When I parse the expression '\u0045' I see the following: |START [1:0 - 1:8] | QueryList [1:0 - 1:8] | Module [1:0 - 1:8] | MainModule [1:0 - 1:8] | Prolog [1:0 - 0:0] | QueryBody [1:0 - 1:8] | Expr [1:0 - 1:8] | StringLiteral 'E' [2:1 - 1:8] I expected: | StringLiteral '\u0045' [2:1 - 1:8]
The conversion of unicode escapes (\uHHHH) is happening in code that JavaCC generates. The odd thing is, we're explicitly telling JavaCC (via the JAVA_UNICODE_ESCAPE option) to generate that code.
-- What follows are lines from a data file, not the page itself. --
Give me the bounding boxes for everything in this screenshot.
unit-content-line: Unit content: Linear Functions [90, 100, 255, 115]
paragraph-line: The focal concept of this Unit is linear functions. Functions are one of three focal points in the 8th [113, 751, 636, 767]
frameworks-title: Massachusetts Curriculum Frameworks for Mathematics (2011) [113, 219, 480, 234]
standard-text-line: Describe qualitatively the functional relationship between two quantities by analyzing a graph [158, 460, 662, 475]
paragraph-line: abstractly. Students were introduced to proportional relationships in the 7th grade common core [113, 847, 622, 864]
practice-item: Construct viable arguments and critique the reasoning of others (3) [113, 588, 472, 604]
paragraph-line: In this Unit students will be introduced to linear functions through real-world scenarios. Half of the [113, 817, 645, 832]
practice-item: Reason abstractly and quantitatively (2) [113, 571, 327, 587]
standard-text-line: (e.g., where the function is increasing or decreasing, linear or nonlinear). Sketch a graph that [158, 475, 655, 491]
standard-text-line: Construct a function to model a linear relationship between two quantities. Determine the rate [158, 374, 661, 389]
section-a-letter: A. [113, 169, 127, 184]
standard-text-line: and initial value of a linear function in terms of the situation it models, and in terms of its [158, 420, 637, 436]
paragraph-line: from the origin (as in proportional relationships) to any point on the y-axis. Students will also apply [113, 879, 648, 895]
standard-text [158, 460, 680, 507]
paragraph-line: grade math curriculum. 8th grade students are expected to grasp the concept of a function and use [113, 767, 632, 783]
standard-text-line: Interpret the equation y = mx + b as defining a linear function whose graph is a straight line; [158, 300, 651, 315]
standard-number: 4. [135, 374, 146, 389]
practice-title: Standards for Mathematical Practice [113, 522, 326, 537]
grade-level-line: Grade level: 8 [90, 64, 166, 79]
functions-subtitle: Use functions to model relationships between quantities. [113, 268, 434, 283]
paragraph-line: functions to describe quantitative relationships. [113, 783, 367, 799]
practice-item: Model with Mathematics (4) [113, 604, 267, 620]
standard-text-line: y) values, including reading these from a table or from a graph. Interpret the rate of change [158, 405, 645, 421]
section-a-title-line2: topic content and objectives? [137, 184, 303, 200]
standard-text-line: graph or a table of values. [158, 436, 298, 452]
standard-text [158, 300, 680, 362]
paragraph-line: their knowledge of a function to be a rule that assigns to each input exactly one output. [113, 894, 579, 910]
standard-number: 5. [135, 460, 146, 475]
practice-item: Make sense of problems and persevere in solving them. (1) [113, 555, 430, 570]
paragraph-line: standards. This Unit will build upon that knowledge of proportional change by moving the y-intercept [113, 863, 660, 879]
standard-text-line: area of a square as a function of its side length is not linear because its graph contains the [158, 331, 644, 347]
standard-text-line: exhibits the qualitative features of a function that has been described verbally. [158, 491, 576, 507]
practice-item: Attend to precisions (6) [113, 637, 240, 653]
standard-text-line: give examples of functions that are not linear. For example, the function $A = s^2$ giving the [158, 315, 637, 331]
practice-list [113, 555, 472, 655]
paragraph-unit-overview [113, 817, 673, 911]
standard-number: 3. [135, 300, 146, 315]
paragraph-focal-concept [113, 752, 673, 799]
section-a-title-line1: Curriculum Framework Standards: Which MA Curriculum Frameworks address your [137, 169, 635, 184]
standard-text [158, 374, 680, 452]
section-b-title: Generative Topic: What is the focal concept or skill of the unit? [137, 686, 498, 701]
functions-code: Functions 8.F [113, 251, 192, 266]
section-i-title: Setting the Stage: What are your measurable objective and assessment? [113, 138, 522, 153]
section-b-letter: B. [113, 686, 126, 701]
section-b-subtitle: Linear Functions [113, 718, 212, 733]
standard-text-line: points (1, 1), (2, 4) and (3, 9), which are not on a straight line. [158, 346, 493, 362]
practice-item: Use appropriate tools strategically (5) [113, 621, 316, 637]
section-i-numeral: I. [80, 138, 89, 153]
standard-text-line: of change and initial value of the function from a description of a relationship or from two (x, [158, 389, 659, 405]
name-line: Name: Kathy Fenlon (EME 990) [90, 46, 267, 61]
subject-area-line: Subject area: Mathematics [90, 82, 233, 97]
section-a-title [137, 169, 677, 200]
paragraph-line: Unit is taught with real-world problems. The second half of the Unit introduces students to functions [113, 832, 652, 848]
We've done so since 2005/03/25. It looks like this came about from confusion/conflation with the UNICODE_INPUT option (which controls whether the input stream object reads "Unicode files" or ASCII files).
Unfortunately, simply disabling the option causes some tests to fail, so this will take some investigation.
This issue came to my attention due to test cases in our QT3 test suite. I've reported the bug there as Bug #14328.
*** Bug 29568 has been marked as a duplicate of this bug. ***
I tried disabling the JAVA_UNICODE_ESCAPE option again today, and (to my surprise) the test-failures mentioned in comment #2 no longer occurred. I'm surprised because the version of JavaCC I'm using hasn't changed since I wrote comment #2. However, the versions of Java and Ant that I'm using *have* changed, so perhaps the bug lay somewhere in there. Anyhow, the applets now deliver the result that Andrew expected originally, so I'm marking this bug resolved-fixed.